16 January, 2009
What is happening in Gaza today is the tip of an iceberg. That iceberg is the genocide of the Palestinian people. It is a slow genocide, just slow enough for the world to look the other way most of the time. Occasionally, as at present, it speeds up and we see its tip.
Such genocides are a common accompaniment of exclusive colonial projects. The Spanish committed genocide against the Incas, the British committed genocide against the Aboriginal and Maori people, the Americans committed genocide against the Native Americans, the Belgians killed 10 million Congolese. Now the Jews are trying to wipe out the Palestinians.
You may say that I should moderate my language and say only that we are witness to an unfortunate war in which people are getting killed. But this is part of an intentional war on the part of Israel, and, moreover, it clearly coincides with the international legal definition of genocide. Let us not, therefore mince our words.
Perhaps you will also say that only some Jews are involved in this crime, that I should hold ‘Israel’ or ‘the Zionists’ responsible. But do you ask me to say that only some Spanish, or some British, or some Americans, or some Belgians committed genocides?
Perhaps you will now ask me to do this, but if I hadn’t said that ‘the Jews’ were trying to wipe out the Palestinians you would probably have been quite happy with my generalisations.
For we recognise that although not even a fraction of British people, for instance, were directly involved in the genocides of the nineteenth century, and clearly those who were born after those atrocities could not have been directly involved, yet we admit that this is a stain on our national consciousness which affects all of us, in so far as we identify as being British.
Do we not say that all Germans must accept responsibility for what was done by the Nazis? If not, then why does the international community continue to insist that Germany pay reparations to Jews – with German taxpayers’ money – for what happened in the time of their parents and grandparents.
You may protest that Jews are not a nation or state like the Spanish, or the British, or the Americans or the Belgians. But who says that we cannot hold a group, however it may have constituted itself, responsible for crimes? Marxists, for example, hold ‘the capitalist class’ responsible for crimes against the working class, yet ‘the capitalist class’ is not incorporated.
And of course people have no difficulty in holding Muslims responsible for ‘extremism’ although since the abolition of the caliphate there has been no world-wide Muslim organisation. I don’t agree with this particular representation, by the way, but I mention it to show how inconsistent our thinking is.
There is little evidence that Al-Qaeda really exists in a corporate sense. It is probably more the notion of resistance to Western imperialism in the Muslim world than an identifiable organisation. And yet it is constantly held responsible for ‘terrorist’ actions.
I am well aware that to say anything against Jews, as a group, is to cross a red line.
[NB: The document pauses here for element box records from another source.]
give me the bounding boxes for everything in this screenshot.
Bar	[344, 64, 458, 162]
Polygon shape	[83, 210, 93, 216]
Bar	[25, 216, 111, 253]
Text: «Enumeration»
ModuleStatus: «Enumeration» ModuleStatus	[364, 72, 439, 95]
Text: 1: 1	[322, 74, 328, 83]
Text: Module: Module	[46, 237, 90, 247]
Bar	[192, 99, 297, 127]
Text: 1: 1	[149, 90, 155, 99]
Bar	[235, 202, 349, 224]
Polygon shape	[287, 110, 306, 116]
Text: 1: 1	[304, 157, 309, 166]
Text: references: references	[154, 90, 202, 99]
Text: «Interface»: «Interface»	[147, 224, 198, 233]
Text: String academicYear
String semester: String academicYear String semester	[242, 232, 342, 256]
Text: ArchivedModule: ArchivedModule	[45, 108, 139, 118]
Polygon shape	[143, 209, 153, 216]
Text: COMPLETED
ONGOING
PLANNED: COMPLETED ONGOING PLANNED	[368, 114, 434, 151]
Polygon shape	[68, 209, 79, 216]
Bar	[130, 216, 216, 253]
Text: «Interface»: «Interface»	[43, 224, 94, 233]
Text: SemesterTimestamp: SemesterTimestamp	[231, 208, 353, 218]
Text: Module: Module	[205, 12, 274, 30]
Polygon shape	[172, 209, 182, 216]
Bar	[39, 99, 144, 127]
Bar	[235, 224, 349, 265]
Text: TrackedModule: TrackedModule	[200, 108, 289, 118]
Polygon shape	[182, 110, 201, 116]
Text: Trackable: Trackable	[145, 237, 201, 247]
I am doing so deliberately. The present conflict in Israel-Palestine may well lead us to Armageddon. I believe plain speaking could save us and our children, not the mention the Palestinians and the Jews.
If I thought it could be done otherwise, as many of my colleagues in the solidarity movement believe, then I would not take this course. There are, however, a number or actions by Jews which, if they were to take place on a sufficient scale, could make me change my mind:
- A recognition that Jewish identity has become inextricably linked with Zionism.
- An acceptance that Jews are collectively responsible for what is happening in Israel/Palestine, just as we, as a nation, accept our responsibility for the empire and slavery.
- A renunciation of the right of return and the right to Israeli nationality.
- An acceptance that ‘the Holocaust’ (in inverted commas and with a capital H) has become a kind of religion, an instrument of propaganda, an abusive mythology.
- A recognition that accusing people of hating Jews is usually a way of stopping them speaking.
- A recognition that the Zionist project is incompatible with respect for the human rights of Palestinians. Israel has got to go.
- A recognition that Jews, as a collective, exercise immense, and quite disproportionate, power in the world, and that this power is being abused.
I acknowledge that a small number of Jews have done some or all of the above. For example, Gerald Kaufman, MP, said in Parliament on 12th January 2009: “Olmert, Livni and Barak are mass murderers, war criminals and bring shame on the Jewish people whose Star of David they use as a badge in Gaza.” In doing so, however much he might disagree with other points above, he clearly acknowledged that this is a Jewish, not just an Israeli responsibility.
But until a majority turn against the supremacist culture which supports Israel’s actions I will continue to hold Jews collectively responsible for what is happening in the Middle East. This is a very uncomfortable position. I really do have many Jewish friends, and I know that what I have said today will shock some of them. I hope that our friendship is strong enough to withstand it. But I believe Jews, above all, need to be shocked into a recognition of their own complicity in this crime against humanity.
All of which is not to forget our own (British) national complicity, starting with the Balfour Declaration. In so far as we (Westerners) have been persuaded to accept the dangerous current mainstream Jewish view of the world, we also are responsible for what is happening in Gaza. And this makes us ‘the enemy’ in terms of those who identify with the Muslim victims of Jewish power.